Working with Permissions in PHP, Part 1
by John Coggeshall
02/06/2003
In the past few columns, I have been discussing using PHP's file I/O
capabilities for manipulating both files and directories. This week, we'll
take a slight detour from a strictly PHP-related subject and discuss file
permissions in Unix systems. If you are using PHP in a Windows environment
(or other environment without a permission system), this column may not
apply to you.
How Permissions Work
Before we can explain how permissions can be used from within PHP
applications, you'll need a little background on how permissions work in
general. Although today's column only discusses Unix permission-related
commands, these commands directly relate to their PHP counterparts
discussed in my next column. If you haven't ever really worked with the
permissions system in PHP (or need a refresher) read on.
In a Unix environment, all files and directories are owned by two
different entities -- a user and a group. (A group represents multiple
individual users.) Likewise, each file in the file system has three
different permission sets which determine who can access a particular file
or directory. Specifically, every file in a Unix system has the following
permission sets: user-level, group-level, and global-level.
For each permission set, three different flags exist: read, write, and
execute. If a particular user does not have the read flag set, he will be
unable to read the desired file (or the files in a directory).
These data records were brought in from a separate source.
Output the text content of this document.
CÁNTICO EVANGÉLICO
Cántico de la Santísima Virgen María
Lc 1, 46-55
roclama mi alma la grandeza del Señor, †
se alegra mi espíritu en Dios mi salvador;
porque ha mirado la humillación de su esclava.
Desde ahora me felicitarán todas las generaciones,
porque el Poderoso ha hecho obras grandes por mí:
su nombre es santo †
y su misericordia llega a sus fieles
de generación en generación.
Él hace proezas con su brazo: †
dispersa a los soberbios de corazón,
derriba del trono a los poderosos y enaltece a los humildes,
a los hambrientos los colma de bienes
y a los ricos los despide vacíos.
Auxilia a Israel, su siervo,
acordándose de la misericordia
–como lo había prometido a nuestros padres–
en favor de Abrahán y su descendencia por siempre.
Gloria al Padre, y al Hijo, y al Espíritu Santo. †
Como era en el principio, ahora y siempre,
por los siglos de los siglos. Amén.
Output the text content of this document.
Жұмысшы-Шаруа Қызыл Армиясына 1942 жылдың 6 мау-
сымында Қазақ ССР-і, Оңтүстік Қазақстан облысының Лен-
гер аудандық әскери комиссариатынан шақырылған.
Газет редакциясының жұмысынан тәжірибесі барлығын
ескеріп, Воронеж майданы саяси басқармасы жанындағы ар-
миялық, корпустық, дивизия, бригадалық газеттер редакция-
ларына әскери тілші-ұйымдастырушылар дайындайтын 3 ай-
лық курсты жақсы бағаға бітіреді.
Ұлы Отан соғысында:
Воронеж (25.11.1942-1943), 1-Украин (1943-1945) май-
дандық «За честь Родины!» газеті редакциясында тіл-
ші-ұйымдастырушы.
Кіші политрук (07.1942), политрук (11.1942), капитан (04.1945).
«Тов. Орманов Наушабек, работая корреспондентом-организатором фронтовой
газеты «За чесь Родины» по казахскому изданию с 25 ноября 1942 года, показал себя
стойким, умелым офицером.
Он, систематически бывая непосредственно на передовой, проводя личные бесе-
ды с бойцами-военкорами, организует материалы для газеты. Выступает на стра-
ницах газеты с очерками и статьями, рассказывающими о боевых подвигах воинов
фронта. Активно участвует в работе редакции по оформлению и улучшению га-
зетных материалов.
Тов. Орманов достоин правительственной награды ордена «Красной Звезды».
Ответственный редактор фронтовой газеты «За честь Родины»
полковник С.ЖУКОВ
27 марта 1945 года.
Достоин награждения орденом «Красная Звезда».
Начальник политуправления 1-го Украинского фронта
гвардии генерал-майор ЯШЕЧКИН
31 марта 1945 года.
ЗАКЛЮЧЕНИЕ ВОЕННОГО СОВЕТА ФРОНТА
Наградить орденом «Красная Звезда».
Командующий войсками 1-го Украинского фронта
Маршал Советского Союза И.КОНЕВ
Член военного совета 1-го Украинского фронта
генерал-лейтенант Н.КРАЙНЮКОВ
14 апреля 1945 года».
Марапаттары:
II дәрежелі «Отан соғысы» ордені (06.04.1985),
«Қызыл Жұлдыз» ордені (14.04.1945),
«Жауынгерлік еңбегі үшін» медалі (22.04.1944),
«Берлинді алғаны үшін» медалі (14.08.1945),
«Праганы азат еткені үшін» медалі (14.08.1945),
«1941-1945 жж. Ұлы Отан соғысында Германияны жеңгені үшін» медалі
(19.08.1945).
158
Likewise,
if a user does not have the execute permission on a file, she will be
unable to execute that program. When a user creates a file, that file
automatically is owned by the user and group to which the user belongs. In
order to change the owner of a particular file the chown Unix
command is used as follows:
[user@localhost]$ chown theuser thefilemask
where theuser represents the username to change the file
mask specified by thefilemask. Please note that this command
can only be executed by a user who has super-user privileges (such as
root).
Changing the group to which a file belongs to is done via the
chgrp Unix command. Unlike chown, which requires
super-user privileges, chgrp can be used by any user. The one
restriction that applies is that chgrp will only allow the
user to change the group of a file as long as the user belongs to that
group. For example, a given user who belongs to the groups
foo and bar can change the group of a given file
to either foo or bar but not foobar
-- because he does not belong to that group.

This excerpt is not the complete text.